Die Investitionsmöglichkeiten des WKF sind hingegen breiter als bei Alternativen Investmentfonds in Unternehmensbeteiligungen nach dem AIFMG, die auch an Privatanleger vertrieben werden dürfen. So sollen WKF ihr Vermögen nicht nur in Aktienbeteiligungen, andere Gesellschaftsbeteiligungen (GmbH, Personengesellschaften, GesbR) oder aber in Beteiligung in der Form des stillen Gesellschafters investiert können, sondern auch Schuldverschreibungen und Genussrechte erwerben und Finanzierungsinstrumente einschließlich von Darlehen vergeben können. Auch eine Investition in bestimmte AIF und der Erwerb von liquiden Finanzanlagen (Wertpapiere, Sichteinlagen, offene OGAW) soll mit bis zu 30 % des Fondsvermögens zulässig sein. Weiters ist der WKF im Währungsrisiko nicht beschränkt. Obwohl er als Fonds Veranlagungen unter Bedachtnahme auf die Risikostreuung auswählen muss, unterliegt er erfreulicherweise keinen weitergehenden Veranlagungsbeschränkungen, wenn die Anlagebedingungen hier keine Grenzen setzen. Der Einsatz von Derivaten ist aber auf Absicherungszecke beschränkt.

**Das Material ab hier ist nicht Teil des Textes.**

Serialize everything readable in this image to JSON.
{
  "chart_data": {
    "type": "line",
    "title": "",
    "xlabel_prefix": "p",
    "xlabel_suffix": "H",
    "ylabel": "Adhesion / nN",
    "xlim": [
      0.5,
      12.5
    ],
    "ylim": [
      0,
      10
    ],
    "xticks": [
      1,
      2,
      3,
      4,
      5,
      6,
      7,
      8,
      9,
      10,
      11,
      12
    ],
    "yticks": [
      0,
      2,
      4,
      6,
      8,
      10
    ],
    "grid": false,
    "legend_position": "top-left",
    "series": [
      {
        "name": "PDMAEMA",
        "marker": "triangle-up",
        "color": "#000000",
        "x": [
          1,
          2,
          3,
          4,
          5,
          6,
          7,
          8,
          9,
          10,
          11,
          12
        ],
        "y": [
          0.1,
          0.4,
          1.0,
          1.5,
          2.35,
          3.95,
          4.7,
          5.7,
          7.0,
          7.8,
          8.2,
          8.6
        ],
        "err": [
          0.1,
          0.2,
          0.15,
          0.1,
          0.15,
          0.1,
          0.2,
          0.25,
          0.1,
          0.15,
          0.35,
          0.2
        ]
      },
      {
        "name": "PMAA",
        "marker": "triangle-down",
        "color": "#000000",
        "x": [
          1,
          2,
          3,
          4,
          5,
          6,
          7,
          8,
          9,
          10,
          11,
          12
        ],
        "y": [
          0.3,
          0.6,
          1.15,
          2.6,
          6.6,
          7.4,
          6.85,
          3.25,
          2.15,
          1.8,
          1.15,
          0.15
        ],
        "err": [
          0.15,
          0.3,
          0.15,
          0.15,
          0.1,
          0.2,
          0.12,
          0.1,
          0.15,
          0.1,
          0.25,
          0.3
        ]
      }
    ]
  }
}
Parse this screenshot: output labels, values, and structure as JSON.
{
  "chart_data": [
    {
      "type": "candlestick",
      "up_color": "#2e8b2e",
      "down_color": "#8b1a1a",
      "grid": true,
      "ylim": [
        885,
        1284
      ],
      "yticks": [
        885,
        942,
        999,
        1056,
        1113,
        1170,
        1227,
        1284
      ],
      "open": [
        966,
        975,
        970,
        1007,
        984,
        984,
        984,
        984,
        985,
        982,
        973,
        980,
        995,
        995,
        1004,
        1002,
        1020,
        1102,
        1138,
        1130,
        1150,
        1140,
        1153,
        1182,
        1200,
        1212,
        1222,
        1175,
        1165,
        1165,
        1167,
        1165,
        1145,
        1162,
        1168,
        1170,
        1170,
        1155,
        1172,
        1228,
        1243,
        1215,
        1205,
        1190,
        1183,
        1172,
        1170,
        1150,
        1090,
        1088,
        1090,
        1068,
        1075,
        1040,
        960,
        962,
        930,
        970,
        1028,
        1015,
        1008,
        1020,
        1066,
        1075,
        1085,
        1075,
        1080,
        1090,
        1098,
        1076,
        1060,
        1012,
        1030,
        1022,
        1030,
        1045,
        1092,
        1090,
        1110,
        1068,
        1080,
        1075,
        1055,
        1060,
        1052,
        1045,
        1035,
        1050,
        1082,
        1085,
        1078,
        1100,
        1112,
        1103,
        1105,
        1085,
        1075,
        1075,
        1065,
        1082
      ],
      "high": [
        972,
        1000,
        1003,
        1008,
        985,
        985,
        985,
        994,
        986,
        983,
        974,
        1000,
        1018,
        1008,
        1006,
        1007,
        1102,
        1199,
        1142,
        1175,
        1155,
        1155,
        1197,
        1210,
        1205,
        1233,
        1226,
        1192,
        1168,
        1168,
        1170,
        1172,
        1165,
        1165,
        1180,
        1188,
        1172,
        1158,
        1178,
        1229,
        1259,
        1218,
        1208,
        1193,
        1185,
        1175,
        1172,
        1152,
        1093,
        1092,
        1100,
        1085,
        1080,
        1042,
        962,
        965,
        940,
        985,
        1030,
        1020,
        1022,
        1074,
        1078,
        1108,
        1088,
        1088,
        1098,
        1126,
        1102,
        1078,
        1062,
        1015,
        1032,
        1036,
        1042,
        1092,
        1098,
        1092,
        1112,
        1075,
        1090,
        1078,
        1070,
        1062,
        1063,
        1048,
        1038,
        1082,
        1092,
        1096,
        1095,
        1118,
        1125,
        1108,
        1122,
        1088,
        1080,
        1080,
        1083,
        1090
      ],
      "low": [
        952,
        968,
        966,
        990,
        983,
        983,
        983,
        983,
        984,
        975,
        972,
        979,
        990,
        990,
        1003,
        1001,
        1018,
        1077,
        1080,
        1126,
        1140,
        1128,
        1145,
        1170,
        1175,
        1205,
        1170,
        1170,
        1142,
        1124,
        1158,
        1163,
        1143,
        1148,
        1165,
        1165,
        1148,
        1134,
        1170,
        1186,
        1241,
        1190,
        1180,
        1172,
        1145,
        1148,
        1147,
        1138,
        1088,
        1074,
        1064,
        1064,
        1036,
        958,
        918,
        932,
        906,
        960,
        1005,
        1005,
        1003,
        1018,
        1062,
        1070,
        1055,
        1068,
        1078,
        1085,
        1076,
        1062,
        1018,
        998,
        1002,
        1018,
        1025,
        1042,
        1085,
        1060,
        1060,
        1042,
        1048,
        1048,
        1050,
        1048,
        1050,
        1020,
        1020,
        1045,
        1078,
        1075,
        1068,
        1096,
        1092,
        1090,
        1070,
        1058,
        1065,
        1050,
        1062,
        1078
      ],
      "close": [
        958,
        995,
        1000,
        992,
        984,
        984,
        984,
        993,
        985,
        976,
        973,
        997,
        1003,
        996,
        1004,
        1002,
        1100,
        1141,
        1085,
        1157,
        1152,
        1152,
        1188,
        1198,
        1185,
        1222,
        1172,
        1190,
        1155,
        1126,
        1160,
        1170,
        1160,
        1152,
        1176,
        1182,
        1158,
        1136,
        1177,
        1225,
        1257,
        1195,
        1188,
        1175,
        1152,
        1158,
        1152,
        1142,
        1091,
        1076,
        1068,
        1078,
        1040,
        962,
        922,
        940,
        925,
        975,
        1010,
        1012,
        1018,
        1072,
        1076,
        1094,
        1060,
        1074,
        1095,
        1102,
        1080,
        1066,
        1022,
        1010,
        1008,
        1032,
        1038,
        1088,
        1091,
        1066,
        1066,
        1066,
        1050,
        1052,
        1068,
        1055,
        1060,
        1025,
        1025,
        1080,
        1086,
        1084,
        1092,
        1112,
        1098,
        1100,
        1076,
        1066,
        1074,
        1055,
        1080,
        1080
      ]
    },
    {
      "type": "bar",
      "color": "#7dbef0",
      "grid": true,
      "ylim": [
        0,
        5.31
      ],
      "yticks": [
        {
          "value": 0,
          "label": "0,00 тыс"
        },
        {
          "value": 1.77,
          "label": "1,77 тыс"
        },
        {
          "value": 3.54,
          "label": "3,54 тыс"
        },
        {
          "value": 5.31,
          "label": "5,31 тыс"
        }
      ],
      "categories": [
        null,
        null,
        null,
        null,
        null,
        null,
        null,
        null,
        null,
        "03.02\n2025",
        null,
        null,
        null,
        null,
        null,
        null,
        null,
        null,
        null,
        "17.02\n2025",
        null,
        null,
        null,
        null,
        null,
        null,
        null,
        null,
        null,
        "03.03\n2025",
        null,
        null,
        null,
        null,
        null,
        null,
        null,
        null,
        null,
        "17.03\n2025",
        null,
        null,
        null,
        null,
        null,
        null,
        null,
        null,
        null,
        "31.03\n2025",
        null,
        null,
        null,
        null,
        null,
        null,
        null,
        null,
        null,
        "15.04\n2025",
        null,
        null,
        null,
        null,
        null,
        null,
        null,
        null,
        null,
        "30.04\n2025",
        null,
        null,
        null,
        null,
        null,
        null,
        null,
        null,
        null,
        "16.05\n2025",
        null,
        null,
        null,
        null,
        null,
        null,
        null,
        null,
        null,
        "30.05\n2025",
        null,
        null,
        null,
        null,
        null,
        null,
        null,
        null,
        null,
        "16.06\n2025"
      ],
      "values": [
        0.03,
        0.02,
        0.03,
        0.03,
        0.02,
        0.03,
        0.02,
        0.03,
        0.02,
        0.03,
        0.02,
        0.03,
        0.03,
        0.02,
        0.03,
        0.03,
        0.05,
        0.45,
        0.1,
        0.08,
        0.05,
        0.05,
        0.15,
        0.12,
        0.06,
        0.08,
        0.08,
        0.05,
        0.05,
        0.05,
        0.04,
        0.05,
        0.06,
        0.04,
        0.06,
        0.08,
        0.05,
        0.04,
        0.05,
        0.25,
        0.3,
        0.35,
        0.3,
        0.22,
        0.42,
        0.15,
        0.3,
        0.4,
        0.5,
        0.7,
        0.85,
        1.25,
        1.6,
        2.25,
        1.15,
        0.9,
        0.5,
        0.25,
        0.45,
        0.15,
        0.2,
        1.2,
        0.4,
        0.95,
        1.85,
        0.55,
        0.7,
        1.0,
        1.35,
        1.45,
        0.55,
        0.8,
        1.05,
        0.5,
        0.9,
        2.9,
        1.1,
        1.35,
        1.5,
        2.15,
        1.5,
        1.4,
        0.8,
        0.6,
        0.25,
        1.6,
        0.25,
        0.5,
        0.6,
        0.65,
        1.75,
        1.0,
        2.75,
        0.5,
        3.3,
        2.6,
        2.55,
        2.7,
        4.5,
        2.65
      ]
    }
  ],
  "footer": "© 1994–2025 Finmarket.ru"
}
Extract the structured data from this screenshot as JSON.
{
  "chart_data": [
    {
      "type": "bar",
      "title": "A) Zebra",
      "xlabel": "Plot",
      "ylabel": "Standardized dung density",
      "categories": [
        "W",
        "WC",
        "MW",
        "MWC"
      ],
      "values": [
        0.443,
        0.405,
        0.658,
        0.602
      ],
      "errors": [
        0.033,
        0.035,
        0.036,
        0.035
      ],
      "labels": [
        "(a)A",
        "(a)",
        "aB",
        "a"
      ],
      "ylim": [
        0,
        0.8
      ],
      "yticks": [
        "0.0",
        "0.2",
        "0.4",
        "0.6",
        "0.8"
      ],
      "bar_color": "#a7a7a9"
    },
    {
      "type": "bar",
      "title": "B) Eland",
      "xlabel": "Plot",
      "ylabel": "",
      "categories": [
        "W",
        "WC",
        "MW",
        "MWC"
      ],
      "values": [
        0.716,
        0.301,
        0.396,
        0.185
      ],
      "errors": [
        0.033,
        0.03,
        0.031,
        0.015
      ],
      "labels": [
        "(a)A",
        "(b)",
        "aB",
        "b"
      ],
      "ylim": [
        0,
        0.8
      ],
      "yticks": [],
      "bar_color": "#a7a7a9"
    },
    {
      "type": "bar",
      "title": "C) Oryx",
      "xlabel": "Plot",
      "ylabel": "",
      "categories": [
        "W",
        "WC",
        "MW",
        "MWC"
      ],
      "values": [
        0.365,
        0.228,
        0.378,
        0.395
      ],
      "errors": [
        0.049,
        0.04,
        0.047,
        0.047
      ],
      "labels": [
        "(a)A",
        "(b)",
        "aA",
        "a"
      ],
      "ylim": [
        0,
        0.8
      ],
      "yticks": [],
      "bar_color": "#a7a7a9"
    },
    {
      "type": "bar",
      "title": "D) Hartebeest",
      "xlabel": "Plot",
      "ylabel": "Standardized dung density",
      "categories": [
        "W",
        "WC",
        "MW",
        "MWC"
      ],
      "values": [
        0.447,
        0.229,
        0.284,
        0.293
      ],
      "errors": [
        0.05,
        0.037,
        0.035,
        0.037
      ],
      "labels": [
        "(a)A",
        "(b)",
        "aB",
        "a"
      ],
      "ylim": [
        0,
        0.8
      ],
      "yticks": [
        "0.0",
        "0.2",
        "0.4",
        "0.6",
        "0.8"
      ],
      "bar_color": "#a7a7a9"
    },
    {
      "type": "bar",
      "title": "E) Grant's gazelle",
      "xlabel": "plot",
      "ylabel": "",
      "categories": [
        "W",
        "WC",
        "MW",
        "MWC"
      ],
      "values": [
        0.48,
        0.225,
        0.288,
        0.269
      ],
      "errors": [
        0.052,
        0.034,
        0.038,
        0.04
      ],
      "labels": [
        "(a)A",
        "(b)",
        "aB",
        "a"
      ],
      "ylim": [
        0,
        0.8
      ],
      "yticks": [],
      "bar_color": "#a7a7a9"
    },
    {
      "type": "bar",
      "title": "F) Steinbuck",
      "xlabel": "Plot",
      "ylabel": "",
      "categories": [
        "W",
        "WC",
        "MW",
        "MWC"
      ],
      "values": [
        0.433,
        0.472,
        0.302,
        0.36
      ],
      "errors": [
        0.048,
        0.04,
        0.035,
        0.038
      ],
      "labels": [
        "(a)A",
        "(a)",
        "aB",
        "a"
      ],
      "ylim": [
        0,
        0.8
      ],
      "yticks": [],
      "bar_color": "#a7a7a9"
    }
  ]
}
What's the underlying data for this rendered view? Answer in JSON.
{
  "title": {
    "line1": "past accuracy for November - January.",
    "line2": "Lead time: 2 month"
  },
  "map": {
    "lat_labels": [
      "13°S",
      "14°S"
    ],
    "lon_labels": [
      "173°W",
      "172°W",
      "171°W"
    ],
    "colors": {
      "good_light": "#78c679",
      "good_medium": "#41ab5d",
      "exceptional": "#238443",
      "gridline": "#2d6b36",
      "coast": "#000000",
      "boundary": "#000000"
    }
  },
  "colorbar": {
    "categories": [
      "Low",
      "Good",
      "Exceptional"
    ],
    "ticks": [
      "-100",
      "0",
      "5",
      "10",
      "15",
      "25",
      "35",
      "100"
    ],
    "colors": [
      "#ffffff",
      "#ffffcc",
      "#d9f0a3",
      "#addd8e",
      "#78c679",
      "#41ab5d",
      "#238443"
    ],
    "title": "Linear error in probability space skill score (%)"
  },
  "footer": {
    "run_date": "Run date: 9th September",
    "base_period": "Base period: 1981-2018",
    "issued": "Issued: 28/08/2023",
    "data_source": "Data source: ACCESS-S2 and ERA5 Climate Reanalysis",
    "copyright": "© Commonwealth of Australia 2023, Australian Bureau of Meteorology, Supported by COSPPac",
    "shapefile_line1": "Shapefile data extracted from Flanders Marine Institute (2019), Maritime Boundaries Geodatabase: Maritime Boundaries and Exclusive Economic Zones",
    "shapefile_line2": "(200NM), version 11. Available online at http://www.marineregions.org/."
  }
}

Und steuerlich? Hier besteht noch Verbesserungsbedarf, um WKF für Investoren attraktiver zu machen. Für inländische Anleger gilt grundsätzlich die Fondsbesteuerung. Diese ist aber primär auf klassische Wertpapierfonds zugeschnitten und berücksichtigt die Besonderheiten von Private Equity Fonds nicht. Nach dem derzeitigen Stand soll das Transparenzprinzip des Investmentfondgesetzes Anwendung finden. Dies bedeutet, dass die Anlage durch den Fonds mit der Direktanlage durch den Investor gleichgestellt ist. Typischerweise kommt es bei Anlegern mit Private Equity Investitionen aber zuerst zur Versteuerung von Gewinnen aus dem Verkauf der ersten Beteiligungen, die sich positiv entwickelt haben. Spätere Verluste aus weniger erfolgreichen Beteiligungen können sie aber nicht gegenrechnen (weil Privatpersonen kein Verlustvortragsmöglichkeit haben). Im Gegenzug soll die Bagatellgrenze für die Transformationsvorschrift im Investmentfondsgesetz 2011 allerdings für die Anwendung des Sondersteuersatzes und der KESt-Endbesteuerung von 10 % auf 20 % angehoben werden.

Auf ersten Blick lässt sich also festhalten, dass der Entwurf des WKFG ein Schritt in die richtige Richtung ist, aber noch einigen Raum für eine deutliche stärkere Attraktivität der neuen WKF bietet.